# Lyft Express Pay and tips



## ForteJ (Nov 20, 2015)

So express pay went live on my app this past weekend in Denver. I prefer ACH and can wait, thanks, and no $0.50 fee, but I could see this as being a good backup option if a driver needs all the cash they can get asap.. Like of they had an accident or vomit cleanup or Got towed or something.

Anyway

I'm pretty sure you can see your daily tips in realtime with a little bit of math...

I had 2 $5 minimum fares, $4 pay no tip = $8. 

Plus 1 almost minimum 5.11 fare x 0.80 = 4.09 pay = $12.09 pay total for the week.
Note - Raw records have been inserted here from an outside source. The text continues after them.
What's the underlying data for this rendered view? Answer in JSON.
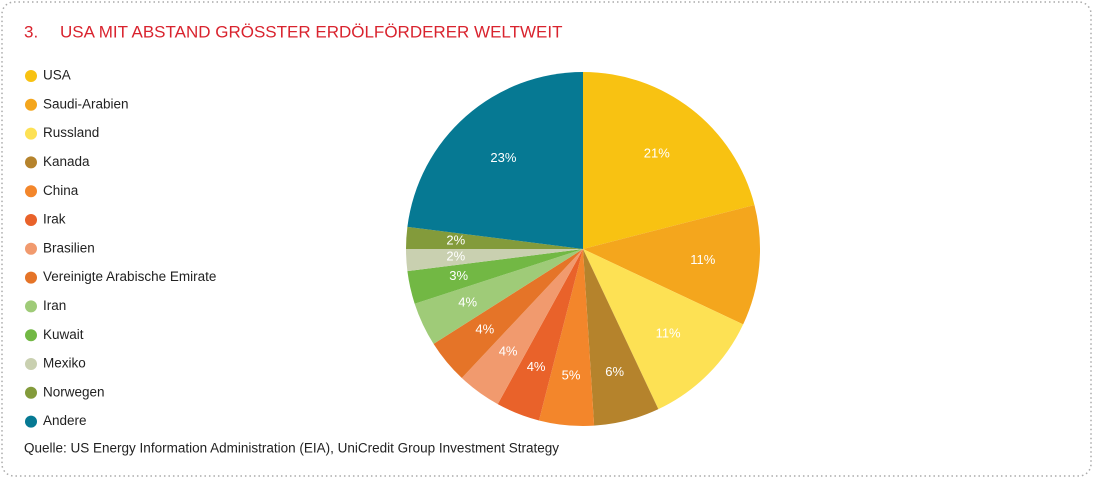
{
  "chart_data": {
    "type": "pie",
    "number": "3.",
    "title": "USA MIT ABSTAND GRÖSSTER ERDÖLFÖRDERER WELTWEIT",
    "source": "Quelle: US Energy Information Administration (EIA), UniCredit Group Investment Strategy",
    "categories": [
      "USA",
      "Saudi-Arabien",
      "Russland",
      "Kanada",
      "China",
      "Irak",
      "Brasilien",
      "Vereinigte Arabische Emirate",
      "Iran",
      "Kuwait",
      "Mexiko",
      "Norwegen",
      "Andere"
    ],
    "values": [
      21,
      11,
      11,
      6,
      5,
      4,
      4,
      4,
      4,
      3,
      2,
      2,
      23
    ],
    "value_labels": [
      "21%",
      "11%",
      "11%",
      "6%",
      "5%",
      "4%",
      "4%",
      "4%",
      "4%",
      "3%",
      "2%",
      "2%",
      "23%"
    ],
    "colors": [
      "#f8c212",
      "#f4a61d",
      "#fde154",
      "#b5832c",
      "#f3862b",
      "#e9622a",
      "#f19a6e",
      "#e57428",
      "#9fcb78",
      "#72b844",
      "#c9d0b0",
      "#839b3b",
      "#067993"
    ]
  }
}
Express pay shows 11.59 available to "Get paid" (!fistbump!). Remember the $0.50 fee.

Tonight I had one $6.78 fare x 0.80 = $5.42 pay + 11.59 = 17.01

Express pay shows 19.01 available, so I'm guessing $2 tip.. especially based on the one ride I had tonight (4 pax, had to wait a few minutes for them all to come out, but otherwise painless)

I'll update when I get my daily statement tomorrow, but has anyone else tracked gross vs gross-20% vs tips, as shown in driver stats?


----------



## andaas (May 19, 2015)

Best I can tell, ExpressPay does work your current tips into the payout. I noticed this last weekend when my payout amount exceeded my total fares. I tested ExpressPay on Sunday when I was done driving for the week, and it worked as expected - pay was available within 30 minutes (Wells Fargo). Also, after the week completed, additional payout for guarantees was deposited into my account on Wednesday on the normal pay schedule.
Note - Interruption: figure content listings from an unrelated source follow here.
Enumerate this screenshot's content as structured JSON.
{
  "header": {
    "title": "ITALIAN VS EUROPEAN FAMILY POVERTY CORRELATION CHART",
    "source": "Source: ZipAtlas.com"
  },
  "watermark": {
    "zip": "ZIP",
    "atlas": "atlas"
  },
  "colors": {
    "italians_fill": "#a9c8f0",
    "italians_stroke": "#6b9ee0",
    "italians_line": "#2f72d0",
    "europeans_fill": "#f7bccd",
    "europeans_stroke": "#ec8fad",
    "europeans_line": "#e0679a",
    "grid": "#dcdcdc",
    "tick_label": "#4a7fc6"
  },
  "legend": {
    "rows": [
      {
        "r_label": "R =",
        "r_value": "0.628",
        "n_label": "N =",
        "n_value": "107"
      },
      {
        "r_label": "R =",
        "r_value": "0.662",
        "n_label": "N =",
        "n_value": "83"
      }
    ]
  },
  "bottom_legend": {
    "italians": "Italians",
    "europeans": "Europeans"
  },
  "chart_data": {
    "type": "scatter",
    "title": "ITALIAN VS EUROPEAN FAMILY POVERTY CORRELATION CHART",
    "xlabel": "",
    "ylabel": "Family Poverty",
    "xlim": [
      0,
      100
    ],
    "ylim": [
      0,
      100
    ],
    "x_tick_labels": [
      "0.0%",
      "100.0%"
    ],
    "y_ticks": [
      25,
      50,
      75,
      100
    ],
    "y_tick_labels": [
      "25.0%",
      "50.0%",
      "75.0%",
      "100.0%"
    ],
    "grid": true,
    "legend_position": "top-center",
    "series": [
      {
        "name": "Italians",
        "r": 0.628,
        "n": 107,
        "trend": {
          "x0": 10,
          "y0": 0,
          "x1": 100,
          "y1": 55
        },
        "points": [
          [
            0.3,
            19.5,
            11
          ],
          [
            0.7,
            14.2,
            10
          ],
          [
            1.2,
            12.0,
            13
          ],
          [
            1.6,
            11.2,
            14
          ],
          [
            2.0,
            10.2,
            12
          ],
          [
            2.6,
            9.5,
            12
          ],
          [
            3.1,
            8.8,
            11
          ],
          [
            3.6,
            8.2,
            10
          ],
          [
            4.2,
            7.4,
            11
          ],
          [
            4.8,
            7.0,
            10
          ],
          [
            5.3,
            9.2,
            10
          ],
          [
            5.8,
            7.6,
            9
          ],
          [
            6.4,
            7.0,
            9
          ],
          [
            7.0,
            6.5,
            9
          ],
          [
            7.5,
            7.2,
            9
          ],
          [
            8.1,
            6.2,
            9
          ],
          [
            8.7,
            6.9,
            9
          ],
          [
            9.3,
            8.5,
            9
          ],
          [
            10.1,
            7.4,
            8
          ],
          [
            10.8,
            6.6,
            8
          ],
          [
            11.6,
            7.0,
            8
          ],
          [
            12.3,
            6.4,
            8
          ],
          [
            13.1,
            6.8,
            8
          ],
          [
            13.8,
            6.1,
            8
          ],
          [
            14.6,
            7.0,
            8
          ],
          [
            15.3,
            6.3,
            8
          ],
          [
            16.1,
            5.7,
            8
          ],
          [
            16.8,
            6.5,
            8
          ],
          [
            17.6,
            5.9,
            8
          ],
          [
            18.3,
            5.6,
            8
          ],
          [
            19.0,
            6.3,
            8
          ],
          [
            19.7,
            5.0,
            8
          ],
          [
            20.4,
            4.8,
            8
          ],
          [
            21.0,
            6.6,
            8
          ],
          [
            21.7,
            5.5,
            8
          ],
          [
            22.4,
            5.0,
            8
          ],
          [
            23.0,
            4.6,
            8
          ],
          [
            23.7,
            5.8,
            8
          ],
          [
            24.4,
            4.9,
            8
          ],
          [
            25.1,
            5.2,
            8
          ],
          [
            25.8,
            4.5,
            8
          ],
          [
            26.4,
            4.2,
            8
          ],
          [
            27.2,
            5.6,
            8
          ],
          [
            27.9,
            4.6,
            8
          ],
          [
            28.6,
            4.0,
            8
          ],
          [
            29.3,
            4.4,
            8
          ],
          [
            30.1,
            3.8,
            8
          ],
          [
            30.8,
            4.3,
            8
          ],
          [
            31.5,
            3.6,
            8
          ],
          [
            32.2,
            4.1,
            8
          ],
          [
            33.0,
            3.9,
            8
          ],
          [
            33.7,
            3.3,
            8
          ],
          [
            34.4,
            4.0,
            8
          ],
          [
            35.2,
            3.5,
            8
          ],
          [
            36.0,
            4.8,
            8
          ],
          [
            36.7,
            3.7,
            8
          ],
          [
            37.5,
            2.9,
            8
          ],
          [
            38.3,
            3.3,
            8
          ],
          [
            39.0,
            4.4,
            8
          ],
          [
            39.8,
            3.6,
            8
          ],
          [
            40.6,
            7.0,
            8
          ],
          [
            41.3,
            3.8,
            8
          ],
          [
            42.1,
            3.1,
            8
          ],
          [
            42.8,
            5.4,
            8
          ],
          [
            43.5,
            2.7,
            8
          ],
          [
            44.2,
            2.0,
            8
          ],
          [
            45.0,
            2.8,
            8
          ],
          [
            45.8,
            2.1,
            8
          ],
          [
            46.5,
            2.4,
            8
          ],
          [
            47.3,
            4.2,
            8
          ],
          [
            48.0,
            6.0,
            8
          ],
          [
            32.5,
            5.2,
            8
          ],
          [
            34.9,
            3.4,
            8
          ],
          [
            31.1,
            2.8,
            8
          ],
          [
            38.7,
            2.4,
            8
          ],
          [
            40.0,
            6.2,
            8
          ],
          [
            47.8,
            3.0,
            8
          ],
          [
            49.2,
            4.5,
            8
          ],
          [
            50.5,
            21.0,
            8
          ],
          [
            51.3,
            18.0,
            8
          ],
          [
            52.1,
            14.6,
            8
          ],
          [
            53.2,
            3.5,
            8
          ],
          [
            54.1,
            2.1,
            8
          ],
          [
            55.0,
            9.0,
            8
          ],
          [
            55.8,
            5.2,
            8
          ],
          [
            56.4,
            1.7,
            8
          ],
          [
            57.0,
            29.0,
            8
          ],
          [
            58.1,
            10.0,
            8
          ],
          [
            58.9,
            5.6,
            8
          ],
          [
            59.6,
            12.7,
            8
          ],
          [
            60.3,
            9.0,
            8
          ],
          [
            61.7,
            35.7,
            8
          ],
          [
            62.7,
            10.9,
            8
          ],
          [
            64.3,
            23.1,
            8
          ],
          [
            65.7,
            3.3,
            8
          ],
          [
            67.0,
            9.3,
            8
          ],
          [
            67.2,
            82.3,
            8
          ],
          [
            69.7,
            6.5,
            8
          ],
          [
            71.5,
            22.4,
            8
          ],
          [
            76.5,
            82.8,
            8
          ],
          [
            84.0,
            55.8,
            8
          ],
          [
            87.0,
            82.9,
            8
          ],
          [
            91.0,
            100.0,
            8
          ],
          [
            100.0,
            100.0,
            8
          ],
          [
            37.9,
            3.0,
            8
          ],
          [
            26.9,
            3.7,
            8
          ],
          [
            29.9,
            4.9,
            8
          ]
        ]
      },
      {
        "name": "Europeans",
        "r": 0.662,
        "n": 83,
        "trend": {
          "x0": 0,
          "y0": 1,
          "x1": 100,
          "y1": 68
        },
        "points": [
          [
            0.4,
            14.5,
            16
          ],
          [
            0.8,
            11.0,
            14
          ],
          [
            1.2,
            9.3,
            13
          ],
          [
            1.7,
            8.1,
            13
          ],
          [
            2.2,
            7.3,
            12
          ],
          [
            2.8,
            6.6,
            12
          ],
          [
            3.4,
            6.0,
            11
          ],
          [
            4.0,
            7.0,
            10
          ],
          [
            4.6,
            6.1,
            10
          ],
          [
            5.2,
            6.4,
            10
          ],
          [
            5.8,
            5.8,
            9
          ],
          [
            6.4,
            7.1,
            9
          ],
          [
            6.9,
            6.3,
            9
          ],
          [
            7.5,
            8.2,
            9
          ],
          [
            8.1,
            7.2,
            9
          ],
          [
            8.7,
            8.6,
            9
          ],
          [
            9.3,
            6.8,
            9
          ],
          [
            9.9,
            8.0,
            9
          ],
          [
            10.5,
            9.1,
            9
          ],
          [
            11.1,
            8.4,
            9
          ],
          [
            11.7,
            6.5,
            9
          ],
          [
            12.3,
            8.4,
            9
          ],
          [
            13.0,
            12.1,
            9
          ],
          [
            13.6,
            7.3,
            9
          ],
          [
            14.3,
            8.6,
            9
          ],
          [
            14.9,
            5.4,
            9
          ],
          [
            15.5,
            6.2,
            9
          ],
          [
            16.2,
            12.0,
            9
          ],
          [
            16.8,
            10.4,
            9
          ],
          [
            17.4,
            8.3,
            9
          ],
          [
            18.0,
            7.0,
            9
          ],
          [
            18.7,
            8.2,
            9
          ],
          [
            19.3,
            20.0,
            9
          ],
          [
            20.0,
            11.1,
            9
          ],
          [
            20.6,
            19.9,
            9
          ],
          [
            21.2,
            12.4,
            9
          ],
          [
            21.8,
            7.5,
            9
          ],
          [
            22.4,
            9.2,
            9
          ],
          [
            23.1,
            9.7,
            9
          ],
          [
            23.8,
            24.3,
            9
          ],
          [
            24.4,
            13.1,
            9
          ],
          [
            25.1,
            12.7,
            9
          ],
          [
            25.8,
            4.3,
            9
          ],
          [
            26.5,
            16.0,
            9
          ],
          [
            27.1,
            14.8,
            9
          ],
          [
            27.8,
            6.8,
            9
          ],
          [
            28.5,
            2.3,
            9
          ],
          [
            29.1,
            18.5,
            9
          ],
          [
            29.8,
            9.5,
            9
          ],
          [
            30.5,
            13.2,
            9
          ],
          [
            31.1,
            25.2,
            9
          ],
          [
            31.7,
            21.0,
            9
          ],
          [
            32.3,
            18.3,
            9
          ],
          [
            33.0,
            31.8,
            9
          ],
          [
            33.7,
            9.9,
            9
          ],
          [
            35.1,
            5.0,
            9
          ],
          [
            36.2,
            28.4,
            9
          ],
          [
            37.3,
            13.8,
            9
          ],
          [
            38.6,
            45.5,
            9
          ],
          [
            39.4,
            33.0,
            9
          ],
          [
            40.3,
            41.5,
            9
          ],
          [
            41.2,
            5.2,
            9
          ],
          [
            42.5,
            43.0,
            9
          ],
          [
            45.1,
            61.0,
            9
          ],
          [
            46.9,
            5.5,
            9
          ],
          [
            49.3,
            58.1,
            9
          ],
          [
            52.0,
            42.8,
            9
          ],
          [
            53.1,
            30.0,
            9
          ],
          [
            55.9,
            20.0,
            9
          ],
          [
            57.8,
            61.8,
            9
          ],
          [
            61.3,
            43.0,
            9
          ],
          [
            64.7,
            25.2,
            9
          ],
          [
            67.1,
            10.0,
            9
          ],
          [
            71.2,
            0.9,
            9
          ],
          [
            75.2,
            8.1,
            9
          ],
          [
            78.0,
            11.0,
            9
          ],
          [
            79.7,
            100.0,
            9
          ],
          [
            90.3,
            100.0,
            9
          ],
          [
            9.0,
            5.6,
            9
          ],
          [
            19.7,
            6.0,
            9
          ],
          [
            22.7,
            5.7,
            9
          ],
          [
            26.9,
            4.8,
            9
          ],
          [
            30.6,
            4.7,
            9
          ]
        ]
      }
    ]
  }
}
Also, I had a driver referral complete Monday night; the $500 showed up immediately on ExpressPay for both me and the driver I referred. 

(I'm cheap and am not spending the $0.50 to get the $499.50, lol).


----------



## ForteJ (Nov 20, 2015)

> "(I'm cheap and am not spending the $0.50 to get the $499.50, lol).
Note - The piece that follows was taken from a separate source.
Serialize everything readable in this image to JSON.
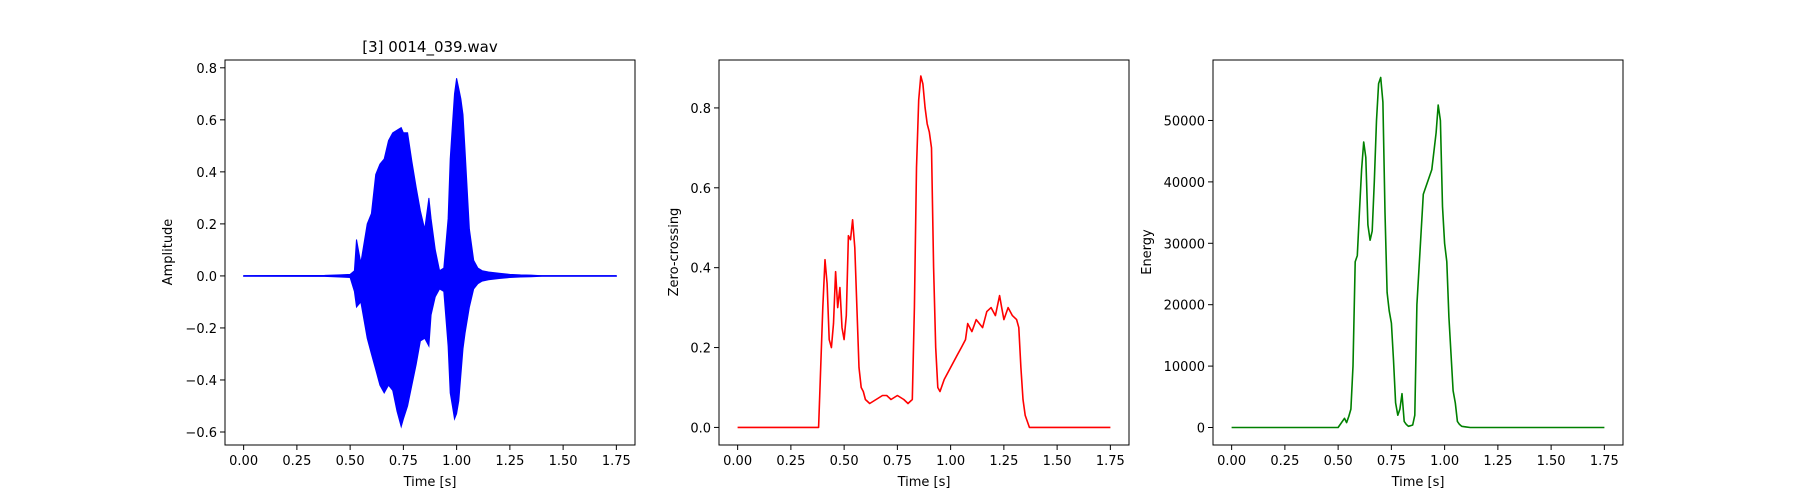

I only drive part time, $50-150 weeks, so why give up even another 0.001 of a % if you don't have to? I still appreciate the option though in case i need the cash NOW!..


----------



## ForteJ (Nov 20, 2015)

ForteJ said:


> I'm pretty sure you can see your daily tips in realtime with a little bit of math...
> 
> I had 2 $5 minimum fares, $4 pay no tip = $8.
> 
> ...


Confirmed. I did get a $2 tip last night, so express pay definitely includes tips as they happen. Not sure if after the fact tips show up, but I'm guessing they should also.


----------



## BostonBarry (Aug 31, 2015)

ExpressPay includes payments for EVERYTHING that isn't dependent on an end of week calculation. Examples of those calculations are Guarantee bonus and Power Driver Bonus. What is does pay is 80% (or 75% if you're on the newer commission structure) of fares earned and 100% of cancellations, tips, tolls, referrals, and any cleaning or other damage fees applied to your account.


----------



## ubergordo (Nov 23, 2015)

I used and it was awesome; the money in my account whitin an hour. (I needed the moola)


----------



## AllenChicago (Nov 19, 2015)

Maybe it's because I'm relatively new (started Lyfting 11.15.2015), but my Express Pay option doesn't kick in until at least $50 of commission is available. I used it for the first time last week. Had to login to my Driver Dashboard and enter my Debit Card info first. Then, clicked on the button to Express the funds to that Fifth Third bank account. Took 2 days, but the $51.60 arrived. (As pointed out, the only additional fee deducted was .50cents.)

I've been with companies (non-transportation) that turned crooked and stopped paying. To me, being able to cash-out when I want to, is very appealing. Be advised...If Lyft suddenly turns off this ability, there's trouble brewing at HQ.


----------



## BostonBarry (Aug 31, 2015)

My first deposit took 1.5 days too but the subsequent ones were 20 minutes. See if your next one goes faster. If not, your bank probably doesn't allow immediate availability on electronic transfers/refunds. And yes, one of the conditions is having $50 in avaliable withdrawals.


----------